The resource health checks determine whether the performance for tasks were impacted by insufficient resources.

Task Wait Time
Determines if some tasks took too long to start a successful attempt. A healthy status indicates that successful tasks took less than 15 minutes and less than 40% of total task duration time to start. Sufficient resources cut the run time of the job by lowering the maximum wait duration. If the status is not healthy, try giving more resources to the job by running it in resource pools with less contention or by adding more nodes to the cluster as a starting point.
Disk Spillage
Determines if tasks spilled too much data to disk and ran slowly as a result of the extra disk I/O. A healthy status indicates that the total number of spilled record is less than 1000 and that the number of spilled records divided by the number of output records is less than three. If the status is not healthy, try increasing the available memory as a starting point.
Task Garbage Collection (GC) Duration
Determines whether tasks spent more than 10 minutes performing garbage collection. Long garbage collection duration contributes to task duration and slows down the application.
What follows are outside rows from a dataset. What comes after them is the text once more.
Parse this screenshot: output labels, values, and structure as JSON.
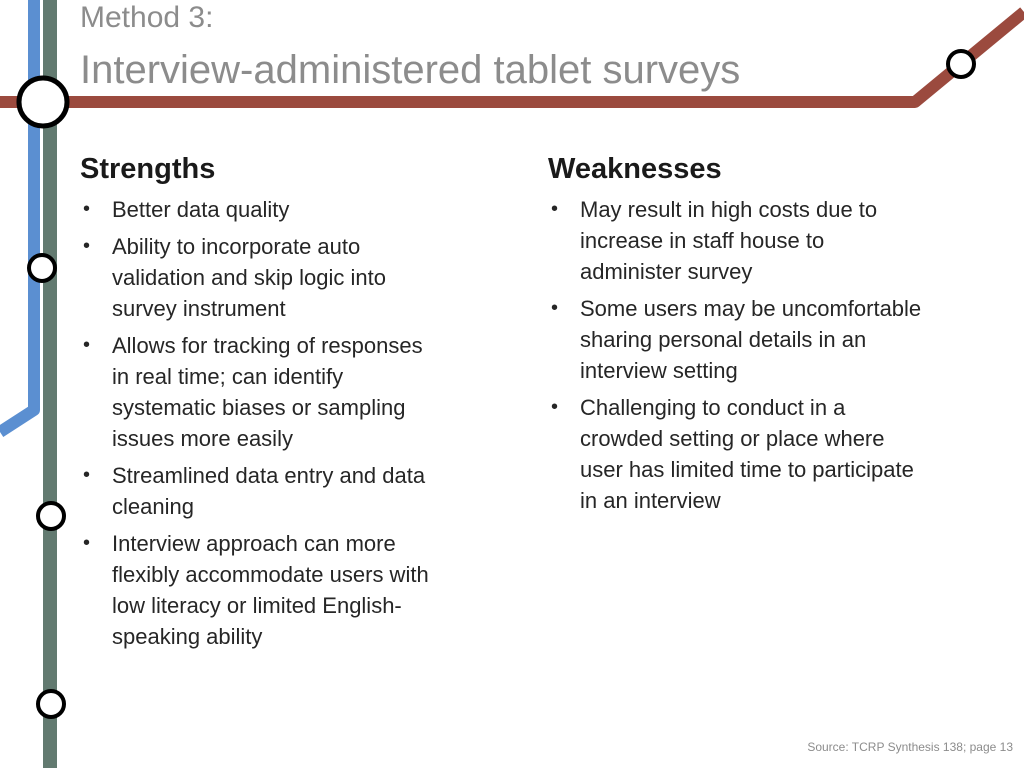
{
  "title": {
    "line1": "Method 3:",
    "line2": "Interview-administered tablet surveys"
  },
  "strengths": {
    "heading": "Strengths",
    "items": [
      "Better data quality",
      "Ability to incorporate auto validation and skip logic into survey instrument",
      "Allows for tracking of responses in real time; can identify systematic biases or sampling issues more easily",
      "Streamlined data entry and data cleaning",
      "Interview approach can more flexibly accommodate users with low literacy or limited English-speaking ability"
    ]
  },
  "weaknesses": {
    "heading": "Weaknesses",
    "items": [
      "May result in high costs due to increase in staff house to administer survey",
      "Some users may be uncomfortable sharing personal details in an interview setting",
      "Challenging to conduct in a crowded  setting or place where user has limited time to participate in an interview"
    ]
  },
  "source": "Source: TCRP Synthesis 138; page 13",
  "colors": {
    "red_line": "#9b4a3e",
    "blue_line": "#5b8fd1",
    "gray_line": "#627a70",
    "title_text": "#8c8c8c"
  }
}
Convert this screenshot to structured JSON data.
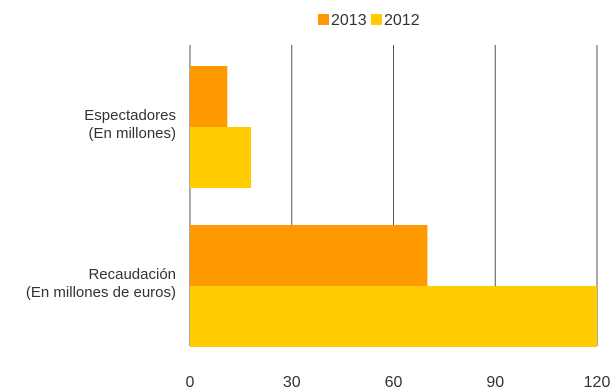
{
  "chart_data": {
    "type": "bar",
    "orientation": "horizontal",
    "categories": [
      [
        "Espectadores",
        "(En millones)"
      ],
      [
        "Recaudación",
        "(En millones de euros)"
      ]
    ],
    "series": [
      {
        "name": "2013",
        "color": "#FF9900",
        "values": [
          11,
          70
        ]
      },
      {
        "name": "2012",
        "color": "#FFCC00",
        "values": [
          18,
          120
        ]
      }
    ],
    "xlim": [
      0,
      120
    ],
    "xticks": [
      0,
      30,
      60,
      90,
      120
    ],
    "grid": "vertical",
    "legend_position": "top-center",
    "title": "",
    "xlabel": "",
    "ylabel": ""
  }
}
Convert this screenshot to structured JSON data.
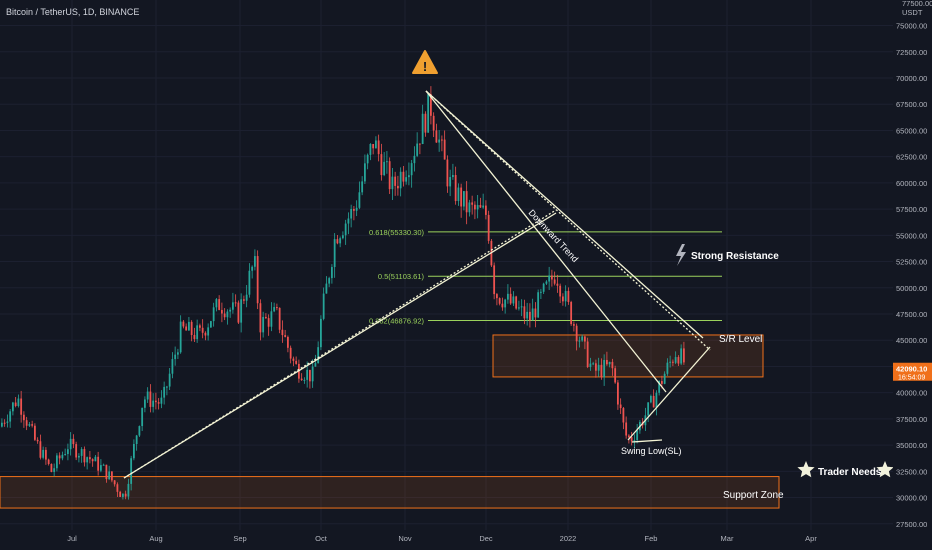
{
  "header": {
    "title": "Bitcoin / TetherUS, 1D, BINANCE"
  },
  "axis": {
    "currency": "USDT",
    "top_label": "77500.00"
  },
  "price_tag": {
    "price": "42090.10",
    "countdown": "16:54:09",
    "color": "#f0701a"
  },
  "colors": {
    "up": "#26a69a",
    "down": "#ef5350",
    "background": "#131722",
    "zone": "#f0701a",
    "fib": "#9bd25c",
    "trend": "#f3f3d4"
  },
  "annotations": {
    "warning_icon": "warning-triangle-icon",
    "downward_trend": "Downward Trend",
    "strong_resistance": "Strong Resistance",
    "lightning_icon": "lightning-icon",
    "sr_level": "S/R Level",
    "swing_low": "Swing Low(SL)",
    "trader_needs": "Trader Needs",
    "star_icon": "star-icon",
    "support_zone": "Support Zone"
  },
  "fib_levels": [
    {
      "label": "0.618(55330.30)",
      "price": 55330.3
    },
    {
      "label": "0.5(51103.61)",
      "price": 51103.61
    },
    {
      "label": "0.382(46876.92)",
      "price": 46876.92
    }
  ],
  "chart_data": {
    "type": "candlestick",
    "title": "Bitcoin / TetherUS, 1D, BINANCE",
    "x_tick_labels": [
      "Jul",
      "Aug",
      "Sep",
      "Oct",
      "Nov",
      "Dec",
      "2022",
      "Feb",
      "Mar",
      "Apr"
    ],
    "y_ticks": [
      27500,
      30000,
      32500,
      35000,
      37500,
      40000,
      42500,
      45000,
      47500,
      50000,
      52500,
      55000,
      57500,
      60000,
      62500,
      65000,
      67500,
      70000,
      72500,
      75000
    ],
    "y_tick_labels": [
      "27500.00",
      "30000.00",
      "32500.00",
      "35000.00",
      "37500.00",
      "40000.00",
      "42500.00",
      "45000.00",
      "47500.00",
      "50000.00",
      "52500.00",
      "55000.00",
      "57500.00",
      "60000.00",
      "62500.00",
      "65000.00",
      "67500.00",
      "70000.00",
      "72500.00",
      "75000.00"
    ],
    "ylim": [
      25000,
      78500
    ],
    "close_path": [
      [
        "2021-06-01",
        37000
      ],
      [
        "2021-06-08",
        39500
      ],
      [
        "2021-06-15",
        35500
      ],
      [
        "2021-06-22",
        32500
      ],
      [
        "2021-06-29",
        35000
      ],
      [
        "2021-07-06",
        34000
      ],
      [
        "2021-07-13",
        32500
      ],
      [
        "2021-07-20",
        30000
      ],
      [
        "2021-07-27",
        39500
      ],
      [
        "2021-08-03",
        39000
      ],
      [
        "2021-08-10",
        46000
      ],
      [
        "2021-08-17",
        45500
      ],
      [
        "2021-08-24",
        48500
      ],
      [
        "2021-08-31",
        47500
      ],
      [
        "2021-09-06",
        52500
      ],
      [
        "2021-09-08",
        46500
      ],
      [
        "2021-09-14",
        47500
      ],
      [
        "2021-09-21",
        42500
      ],
      [
        "2021-09-28",
        41500
      ],
      [
        "2021-10-01",
        47500
      ],
      [
        "2021-10-06",
        55000
      ],
      [
        "2021-10-13",
        57500
      ],
      [
        "2021-10-20",
        64000
      ],
      [
        "2021-10-27",
        59500
      ],
      [
        "2021-11-03",
        62500
      ],
      [
        "2021-11-10",
        67500
      ],
      [
        "2021-11-17",
        60000
      ],
      [
        "2021-11-24",
        57500
      ],
      [
        "2021-12-01",
        57000
      ],
      [
        "2021-12-04",
        49500
      ],
      [
        "2021-12-10",
        48500
      ],
      [
        "2021-12-17",
        47000
      ],
      [
        "2021-12-27",
        51500
      ],
      [
        "2022-01-03",
        46500
      ],
      [
        "2022-01-10",
        42000
      ],
      [
        "2022-01-17",
        42500
      ],
      [
        "2022-01-22",
        36000
      ],
      [
        "2022-01-24",
        35500
      ],
      [
        "2022-01-31",
        38500
      ],
      [
        "2022-02-06",
        42000
      ],
      [
        "2022-02-10",
        44000
      ],
      [
        "2022-02-15",
        42090
      ]
    ],
    "support_zone": [
      29000,
      32000
    ],
    "sr_zone": [
      41500,
      45500
    ],
    "fib_levels": [
      55330.3,
      51103.61,
      46876.92
    ]
  }
}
If the status is not healthy, try giving more memory to tasks or tune the garbage collection configuration for the application as a starting point.
Task Retries
Determines whether the number of failed task attempts exceeds 10% of the total number of tasks. Failed attempts need to be repeated, leading to poor performance and resource waste.

Execution Details

The Execution Details page displays a chronological list of all the stages for a job. In the left pane, you can view the time when a stage ran and its duration. In the right pane, you can view more detailed information, such as logs and configurations.

Baseline

Baselines provide a way to measure the current performance of a job against the average performance of previous runs. Baselines use performance data from the 30 most recent runs of a job and require a minimum of three runs. Baseline comparisons start with the fourth run of a job. When a baseline is created, there can be drastic differences when comparing runs to the baseline. As a baseline matures and more runs of a job are added to it, you can see a more established trend of what is normal for the job.

On the Baseline page you can compare the performance of the current job and its stages to the baseline for previous runs. Click the drop-down menu with the job name to select a specific stage.

Trend

The Trend page shows the following historical trends for a recurring job:
  • Duration
  • Data Processed
  • Data Generated
Additionally, you can see an overview of the previous runs of the job and basic information, such as their status and health issues.